The film’s producer, Geralyn Dreyfous, was kind enough to write an endorsement for my book, The Weight of Silence: Invisible Children of India. Geralyn said, “Weight of Silence makes visible children who remain invisible to the rest of the world and reminds us of each child’s right to dream out loud and in color.”
It’s been 7 years since Born into Brothels was made, and many of the children have gone on to pursue their dreams. One of them, Avijit Halder, himself aspires to be a filmmaker. And he’s raising money to fund his project, Before The Sun. Now a senior at New York University’s Tisch School of the Arts, Avijit has come full circle and is making his own film.
Geralyn Dreyfous wrote to me about Afijit:
Avijit Halder came into my life as a subject in one of the first films I executive produced called BORN INTO BROTHELS. He was a young determined 12 year old determined to get an education and pursue his dreams of being an artist. Several years later he came to Salt Lake City to visit and was offered a scholarship at a local day school Rowland Hall Saint Marks and then landed a scholarship to the Tisch School at NYU, majoring in filmmaking.
Today he is worried about starting his senior thesis, graduating and finding a job in a city he has come to love. He is a remarkable young man. Fearless and not afraid to try new things, Avijit will make his mark in the world as a photographer and filmmaker.
Before the Sun is an undergraduate thesis short film, written and directed by Avijit. It is a visual poetry set in the colorful neighborhood of Jackson Heights, Queens – a place where languages, beliefs, and traditions are piled on top of one another and identity is easily erased – it is the story of three immigrants, imprisoned in their mundane lives.
The three strangers – a Mexican teenage boy, an old Russian man, and a middle aged Bangladeshi housewife – slowly become entangled in a web of inevitability. In their daily lives they intersect one another, and through silent observations, hidden enigmatic bonds are formed.
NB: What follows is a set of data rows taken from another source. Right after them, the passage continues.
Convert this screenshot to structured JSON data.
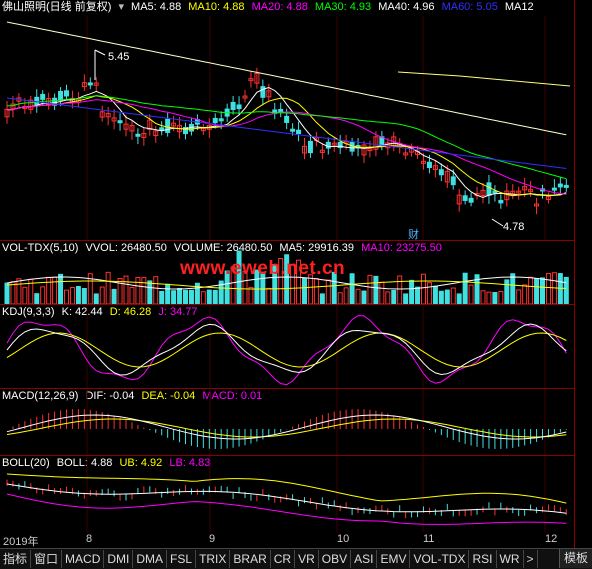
{
  "colors": {
    "ma5": "#ffffff",
    "ma10": "#ffff00",
    "ma20": "#ff00ff",
    "ma30": "#00ff00",
    "ma40": "#ffffff",
    "ma60": "#3030ff",
    "up": "#ff3030",
    "down": "#40e0e0",
    "watermark": "#ff2020"
  },
  "main": {
    "title": "佛山照明(日线 前复权)",
    "ma5": "MA5: 4.88",
    "ma10": "MA10: 4.88",
    "ma20": "MA20: 4.88",
    "ma30": "MA30: 4.93",
    "ma40": "MA40: 4.96",
    "ma60": "MA60: 5.05",
    "ma120": "MA12",
    "high_label": "5.45",
    "low_label": "4.78",
    "cai_label": "财"
  },
  "volume": {
    "name": "VOL-TDX(5,10)",
    "vvol": "VVOL: 26480.50",
    "volume": "VOLUME: 26480.50",
    "ma5": "MA5: 29916.39",
    "ma10": "MA10: 23275.50"
  },
  "watermark": "www.eweb.net.cn",
  "kdj": {
    "name": "KDJ(9,3,3)",
    "k": "K: 42.44",
    "d": "D: 46.28",
    "j": "J: 34.77"
  },
  "macd": {
    "name": "MACD(12,26,9)",
    "dif": "DIF: -0.04",
    "dea": "DEA: -0.04",
    "macd": "MACD: 0.01"
  },
  "boll": {
    "name": "BOLL(20)",
    "boll": "BOLL: 4.88",
    "ub": "UB: 4.92",
    "lb": "LB: 4.83"
  },
  "x_axis": {
    "year": "2019年",
    "m8": "8",
    "m9": "9",
    "m10": "10",
    "m11": "11",
    "m12": "12"
  },
  "tabs": [
    "指标",
    "窗口",
    "MACD",
    "DMI",
    "DMA",
    "FSL",
    "TRIX",
    "BRAR",
    "CR",
    "VR",
    "OBV",
    "ASI",
    "EMV",
    "VOL-TDX",
    "RSI",
    "WR",
    ">"
  ],
  "template_label": "模板"
}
They have never met one another nor they communicated in any way. Yet everyday expectations are formed as they long for one another. What will happen to these relationships when life takes its toll, shattering it’s fragile existence?
Born into humble beginnings in Calcutta, India, if there’s one person who’s been to the ends of the earth to do what he loves, it’s Avijit, one of the children documented in Born Into Brothels. The documentary’s prestigious Kids With Cameras Program and the amazing Geralyn Dreyfous helped him follow his dreams and his art, and he’s spent the past four years learning every aspect of filmmaking.
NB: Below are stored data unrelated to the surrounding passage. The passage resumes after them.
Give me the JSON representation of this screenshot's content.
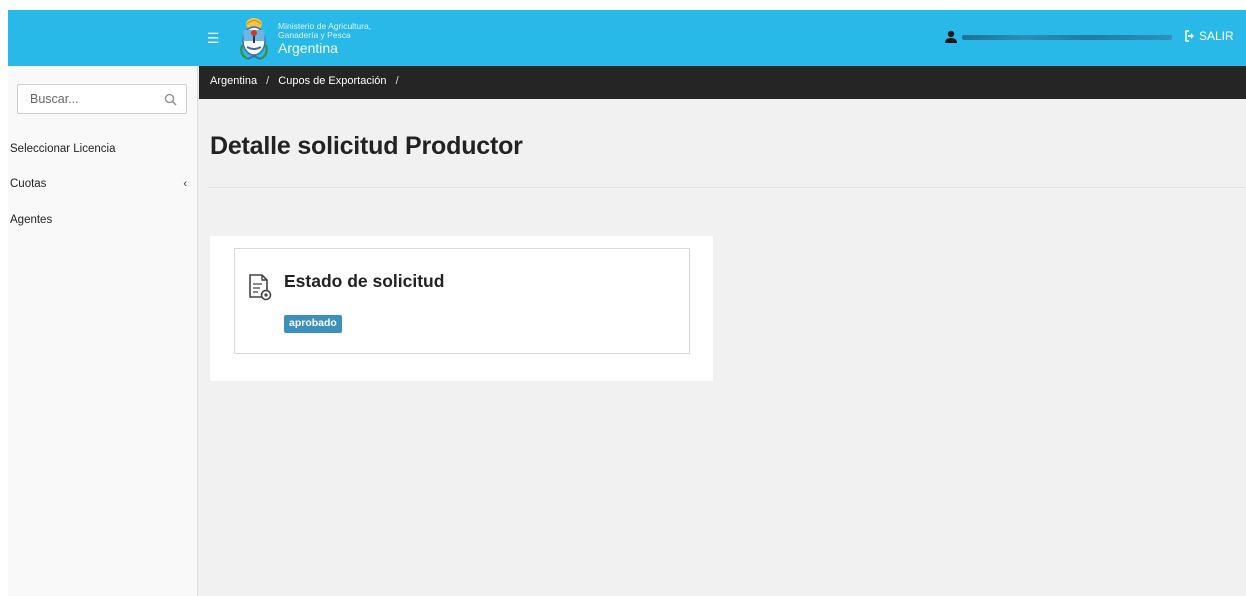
{
  "header": {
    "ministry_line1": "Ministerio de Agricultura,",
    "ministry_line2": "Ganadería y Pesca",
    "country": "Argentina",
    "logout_label": "SALIR"
  },
  "sidebar": {
    "search_placeholder": "Buscar...",
    "items": [
      {
        "label": "Seleccionar Licencia"
      },
      {
        "label": "Cuotas",
        "chevron": "‹"
      },
      {
        "label": "Agentes"
      }
    ]
  },
  "breadcrumb": {
    "items": [
      "Argentina",
      "Cupos de Exportación"
    ],
    "separator": "/"
  },
  "main": {
    "title": "Detalle solicitud Productor",
    "card": {
      "title": "Estado de solicitud",
      "status": "aprobado",
      "icon": "document-certificate-icon"
    }
  },
  "colors": {
    "topbar": "#29b9e8",
    "breadcrumb_bar": "#252525",
    "badge": "#3d8fbd",
    "background": "#f1f1f1"
  }
}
Here is what Avijit says about his film:
As an immigrant living in America, I know how hard it is to adapt, and to suppress feelings of nostalgia. When I first arrived to this country, it was easy because everything was so new and exciting; but after a while I began to feel isolated. I missed everything about Kolkata, my family, my friends; but most of all the feeling of being understood/ the feeling of belonging.
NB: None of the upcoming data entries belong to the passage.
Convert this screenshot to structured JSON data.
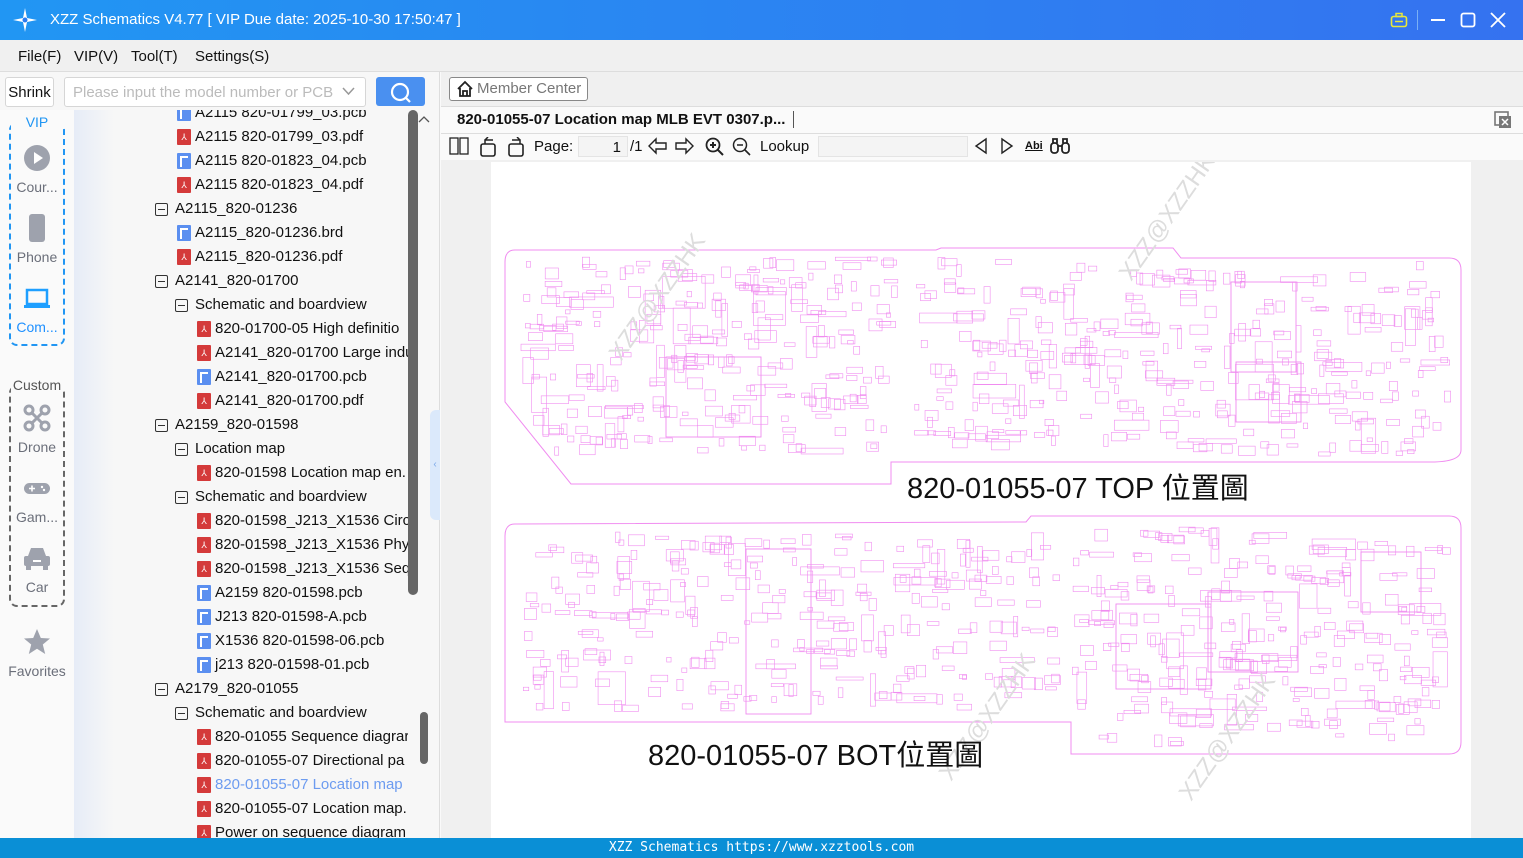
{
  "app": {
    "title": "XZZ Schematics V4.77 [ VIP Due date: 2025-10-30 17:50:47 ]"
  },
  "menu": [
    "File(F)",
    "VIP(V)",
    "Tool(T)",
    "Settings(S)"
  ],
  "search": {
    "shrink_label": "Shrink",
    "placeholder": "Please input the model number or PCB"
  },
  "rail": {
    "vip_label": "VIP",
    "custom_label": "Custom",
    "items": [
      {
        "label": "Cour...",
        "icon": "play-icon"
      },
      {
        "label": "Phone",
        "icon": "phone-icon"
      },
      {
        "label": "Com...",
        "icon": "laptop-icon",
        "active": true
      },
      {
        "label": "Drone",
        "icon": "drone-icon"
      },
      {
        "label": "Gam...",
        "icon": "gamepad-icon"
      },
      {
        "label": "Car",
        "icon": "car-icon"
      },
      {
        "label": "Favorites",
        "icon": "star-icon"
      }
    ],
    "colors": {
      "vip": "#2196f3",
      "active": "#1e90ff",
      "inactive": "#6b6f7a"
    }
  },
  "tree": [
    {
      "level": 1,
      "type": "pcb",
      "label": "A2115 820-01799_03.pcb"
    },
    {
      "level": 1,
      "type": "pdf",
      "label": "A2115 820-01799_03.pdf"
    },
    {
      "level": 1,
      "type": "pcb",
      "label": "A2115 820-01823_04.pcb"
    },
    {
      "level": 1,
      "type": "pdf",
      "label": "A2115 820-01823_04.pdf"
    },
    {
      "level": 0,
      "type": "group",
      "label": "A2115_820-01236"
    },
    {
      "level": 1,
      "type": "pcb",
      "label": "A2115_820-01236.brd"
    },
    {
      "level": 1,
      "type": "pdf",
      "label": "A2115_820-01236.pdf"
    },
    {
      "level": 0,
      "type": "group",
      "label": "A2141_820-01700"
    },
    {
      "level": 1,
      "type": "group",
      "label": "Schematic and boardview"
    },
    {
      "level": 2,
      "type": "pdf",
      "label": "820-01700-05 High definitio"
    },
    {
      "level": 2,
      "type": "pdf",
      "label": "A2141_820-01700 Large indu"
    },
    {
      "level": 2,
      "type": "pcb",
      "label": "A2141_820-01700.pcb"
    },
    {
      "level": 2,
      "type": "pdf",
      "label": "A2141_820-01700.pdf"
    },
    {
      "level": 0,
      "type": "group",
      "label": "A2159_820-01598"
    },
    {
      "level": 1,
      "type": "group",
      "label": "Location map"
    },
    {
      "level": 2,
      "type": "pdf",
      "label": "820-01598 Location map en."
    },
    {
      "level": 1,
      "type": "group",
      "label": "Schematic and boardview"
    },
    {
      "level": 2,
      "type": "pdf",
      "label": "820-01598_J213_X1536 Circu"
    },
    {
      "level": 2,
      "type": "pdf",
      "label": "820-01598_J213_X1536 Physi"
    },
    {
      "level": 2,
      "type": "pdf",
      "label": "820-01598_J213_X1536 Sequ"
    },
    {
      "level": 2,
      "type": "pcb",
      "label": "A2159 820-01598.pcb"
    },
    {
      "level": 2,
      "type": "pcb",
      "label": "J213 820-01598-A.pcb"
    },
    {
      "level": 2,
      "type": "pcb",
      "label": "X1536 820-01598-06.pcb"
    },
    {
      "level": 2,
      "type": "pcb",
      "label": "j213 820-01598-01.pcb"
    },
    {
      "level": 0,
      "type": "group",
      "label": "A2179_820-01055"
    },
    {
      "level": 1,
      "type": "group",
      "label": "Schematic and boardview"
    },
    {
      "level": 2,
      "type": "pdf",
      "label": "820-01055 Sequence diagrar"
    },
    {
      "level": 2,
      "type": "pdf",
      "label": "820-01055-07 Directional pa"
    },
    {
      "level": 2,
      "type": "pdf",
      "label": "820-01055-07 Location map",
      "selected": true
    },
    {
      "level": 2,
      "type": "pdf",
      "label": "820-01055-07 Location map."
    },
    {
      "level": 2,
      "type": "pdf",
      "label": "Power on sequence diagram"
    }
  ],
  "viewer": {
    "member_center": "Member Center",
    "tab_title": "820-01055-07 Location map MLB EVT 0307.p...",
    "page_label": "Page:",
    "page_value": "1",
    "page_total": "/1",
    "lookup_label": "Lookup",
    "lookup_value": "",
    "abi_label": "Abi",
    "top_label": "820-01055-07   TOP 位置圖",
    "bot_label": "820-01055-07   BOT位置圖",
    "watermark": "XZZ@XZZHK",
    "board_color": "#f08cf0"
  },
  "status": "XZZ Schematics https://www.xzztools.com"
}
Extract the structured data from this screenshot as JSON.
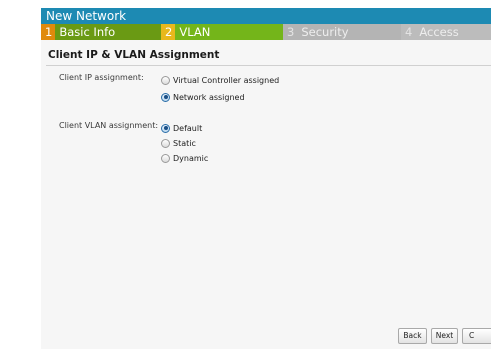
{
  "window": {
    "title": "New Network"
  },
  "steps": [
    {
      "num": "1",
      "label": "Basic Info"
    },
    {
      "num": "2",
      "label": "VLAN"
    },
    {
      "num": "3",
      "label": "Security"
    },
    {
      "num": "4",
      "label": "Access"
    }
  ],
  "section": {
    "title": "Client IP & VLAN Assignment"
  },
  "ip_assignment": {
    "label": "Client IP assignment:",
    "options": [
      {
        "label": "Virtual Controller assigned",
        "selected": false
      },
      {
        "label": "Network assigned",
        "selected": true
      }
    ]
  },
  "vlan_assignment": {
    "label": "Client VLAN assignment:",
    "options": [
      {
        "label": "Default",
        "selected": true
      },
      {
        "label": "Static",
        "selected": false
      },
      {
        "label": "Dynamic",
        "selected": false
      }
    ]
  },
  "buttons": {
    "back": "Back",
    "next": "Next",
    "cancel_partial": "C"
  },
  "colors": {
    "title_bar": "#1d8ab3",
    "step_active": "#74b51a",
    "step_done": "#6a9a14",
    "step_inactive": "#b4b4b4"
  }
}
This film is important to me because I believe that it gives a personal voice to immigrants living in America. Many people in this country have misconceptions about immigrants. Some believe we are the cause of many problems, while others just feel pity for us; but we are never accepted for who we are .
From experience I would say most of us are here to pursue the ‘American Dream’, and to better our condition. We sacrifice a life at home, but try to re-create a new home in America. This film will give a glimpse inside the mind of immigrants.